Measure Would Encourage Federal Government to Reopen Claims of Asylum for Certain Indonesian Refugees
TRENTON – A concurrent resolution sponsored by Senator Peter J. Barnes III that would encourage the federal government to reconsider its policy regarding the deportation of Indonesian Christian refugees was approved today by the full Senate.
“Many of these men and women fled their native country of Indonesia due to religious persecution and traveled to America for a new beginning with real opportunity for their children and families,” said Senator Barnes, D-Middlesex. “Now our government is turning a blind eye to their plight, sending them back to Indonesia, and forcing many of these men and women to leave behind spouses, children and lives they built here in New Jersey.”
The resolution, SCR-12, would urge Congress to pass the “Indonesian Family Refugee Protection Act,” giving Indonesian citizens the opportunity to reopen their denied claims for asylum in the United States.
Many of these refugees left Indonesia after the death of Dictator Suharto in 1998 when Indonesian Christians were being persecuted, choosing to come to America on travel visas that allowed them to receive social security numbers and to work in the US. Starting in 2003, the US government required adult males from 15 predominately Muslim countries to register with US authorities.
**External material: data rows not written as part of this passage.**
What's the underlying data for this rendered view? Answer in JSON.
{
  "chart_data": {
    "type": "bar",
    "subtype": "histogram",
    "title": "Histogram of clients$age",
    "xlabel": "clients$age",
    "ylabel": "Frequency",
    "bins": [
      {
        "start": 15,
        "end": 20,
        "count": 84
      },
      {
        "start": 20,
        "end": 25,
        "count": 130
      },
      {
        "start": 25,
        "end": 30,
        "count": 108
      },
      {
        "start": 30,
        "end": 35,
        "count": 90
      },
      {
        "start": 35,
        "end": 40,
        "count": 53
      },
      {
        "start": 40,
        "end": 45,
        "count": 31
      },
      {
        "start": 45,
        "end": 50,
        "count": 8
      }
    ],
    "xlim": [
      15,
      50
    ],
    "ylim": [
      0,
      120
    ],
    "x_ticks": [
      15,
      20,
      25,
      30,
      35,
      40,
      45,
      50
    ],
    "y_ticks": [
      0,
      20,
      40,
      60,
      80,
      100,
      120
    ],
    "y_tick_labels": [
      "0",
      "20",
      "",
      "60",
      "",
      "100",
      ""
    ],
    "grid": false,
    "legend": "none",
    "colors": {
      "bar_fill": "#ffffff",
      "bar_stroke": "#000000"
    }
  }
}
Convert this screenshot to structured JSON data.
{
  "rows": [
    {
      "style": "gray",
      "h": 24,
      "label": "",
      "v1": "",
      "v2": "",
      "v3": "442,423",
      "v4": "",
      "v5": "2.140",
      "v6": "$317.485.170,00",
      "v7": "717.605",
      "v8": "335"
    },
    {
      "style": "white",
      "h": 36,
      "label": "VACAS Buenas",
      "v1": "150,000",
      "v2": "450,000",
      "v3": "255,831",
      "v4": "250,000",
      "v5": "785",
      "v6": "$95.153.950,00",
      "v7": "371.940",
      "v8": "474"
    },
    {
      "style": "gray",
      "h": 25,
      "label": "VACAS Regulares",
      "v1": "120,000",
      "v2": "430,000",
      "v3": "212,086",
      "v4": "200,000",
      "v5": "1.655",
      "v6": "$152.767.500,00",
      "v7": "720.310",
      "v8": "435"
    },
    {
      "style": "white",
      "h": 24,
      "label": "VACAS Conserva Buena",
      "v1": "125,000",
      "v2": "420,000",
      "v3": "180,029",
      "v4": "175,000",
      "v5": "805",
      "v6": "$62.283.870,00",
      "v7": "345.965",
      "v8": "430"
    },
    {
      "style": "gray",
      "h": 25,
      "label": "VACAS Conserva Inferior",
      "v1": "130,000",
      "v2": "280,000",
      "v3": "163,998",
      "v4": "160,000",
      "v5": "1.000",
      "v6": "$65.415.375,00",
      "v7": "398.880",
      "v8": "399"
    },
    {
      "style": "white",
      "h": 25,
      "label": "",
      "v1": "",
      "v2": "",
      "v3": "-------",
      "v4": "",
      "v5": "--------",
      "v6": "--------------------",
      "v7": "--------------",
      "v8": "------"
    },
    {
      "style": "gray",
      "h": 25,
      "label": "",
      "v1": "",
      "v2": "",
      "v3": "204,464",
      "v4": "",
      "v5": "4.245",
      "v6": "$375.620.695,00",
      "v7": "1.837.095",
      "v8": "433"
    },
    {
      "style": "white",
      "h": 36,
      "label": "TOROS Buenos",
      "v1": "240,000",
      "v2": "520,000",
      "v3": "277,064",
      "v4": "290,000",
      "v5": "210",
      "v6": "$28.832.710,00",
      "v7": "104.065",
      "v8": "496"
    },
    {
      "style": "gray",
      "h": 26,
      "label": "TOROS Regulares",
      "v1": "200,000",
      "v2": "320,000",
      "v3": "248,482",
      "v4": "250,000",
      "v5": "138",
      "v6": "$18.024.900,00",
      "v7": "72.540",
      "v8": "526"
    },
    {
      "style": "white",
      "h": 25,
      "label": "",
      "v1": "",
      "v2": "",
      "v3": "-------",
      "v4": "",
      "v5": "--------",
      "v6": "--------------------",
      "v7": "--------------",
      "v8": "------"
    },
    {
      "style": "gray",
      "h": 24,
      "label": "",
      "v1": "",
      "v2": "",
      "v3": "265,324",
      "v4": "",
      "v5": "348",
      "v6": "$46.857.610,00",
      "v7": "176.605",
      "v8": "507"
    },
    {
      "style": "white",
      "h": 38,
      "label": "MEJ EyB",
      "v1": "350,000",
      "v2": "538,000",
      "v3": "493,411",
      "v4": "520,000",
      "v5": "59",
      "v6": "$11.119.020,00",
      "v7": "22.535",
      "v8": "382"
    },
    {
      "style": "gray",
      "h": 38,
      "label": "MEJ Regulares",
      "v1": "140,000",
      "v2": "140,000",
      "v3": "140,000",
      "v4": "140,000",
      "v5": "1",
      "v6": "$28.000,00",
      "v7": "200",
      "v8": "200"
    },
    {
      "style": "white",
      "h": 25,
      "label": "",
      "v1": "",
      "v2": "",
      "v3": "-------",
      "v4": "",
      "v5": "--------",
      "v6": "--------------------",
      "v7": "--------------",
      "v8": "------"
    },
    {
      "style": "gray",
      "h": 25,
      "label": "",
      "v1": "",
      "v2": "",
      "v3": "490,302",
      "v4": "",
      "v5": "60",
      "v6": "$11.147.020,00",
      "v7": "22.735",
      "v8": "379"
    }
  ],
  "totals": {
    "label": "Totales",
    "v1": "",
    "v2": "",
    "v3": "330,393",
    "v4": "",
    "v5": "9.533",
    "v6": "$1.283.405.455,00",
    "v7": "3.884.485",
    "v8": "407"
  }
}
In good faith, many of these refugees registered and began applying for permanent asylum status. Unfortunately, the majority of these claims were denied on a technicality – it was required that they apply for asylum within one year of arriving to the States. The Senator notes that the federal bill would only ask the US Immigration and Customs Enforcement to reopen the claims, and determine these refugees’ ability to stay on merit rather than on missing a deadline.
“It is abhorrent to send these individuals back to a country that has pushed them aside due to their faith,” said Senator Barnes. “In Indonesia, churches have been burned and destroyed and people have been denied college entrance and civil service positions for being Christians. For people who found refuge after surviving a period of tremendous violence and who have lived productive lives as our neighbors for 15 years or more, it would be cruel to send them back to a place they left in terror.”
The Reformed Church of Highland Park – within Senator Barnes’ District– made news the past few years for providing sanctuary to Indonesian refugees who were set to be deported. Last February, eight of these individuals received orders of supervision by US Immigration and Customs Enforcement, allowing them to return home to their families in New Jersey. Through passage of this federal law, Senator Barnes wants to provide all Indonesian refuges – including the roughly 80 within Central New Jersey – with the opportunity for their cases for asylum to be heard.
The resolution was approved by the Senate with a vote of 39-0. It now heads to the General Assembly for further consideration.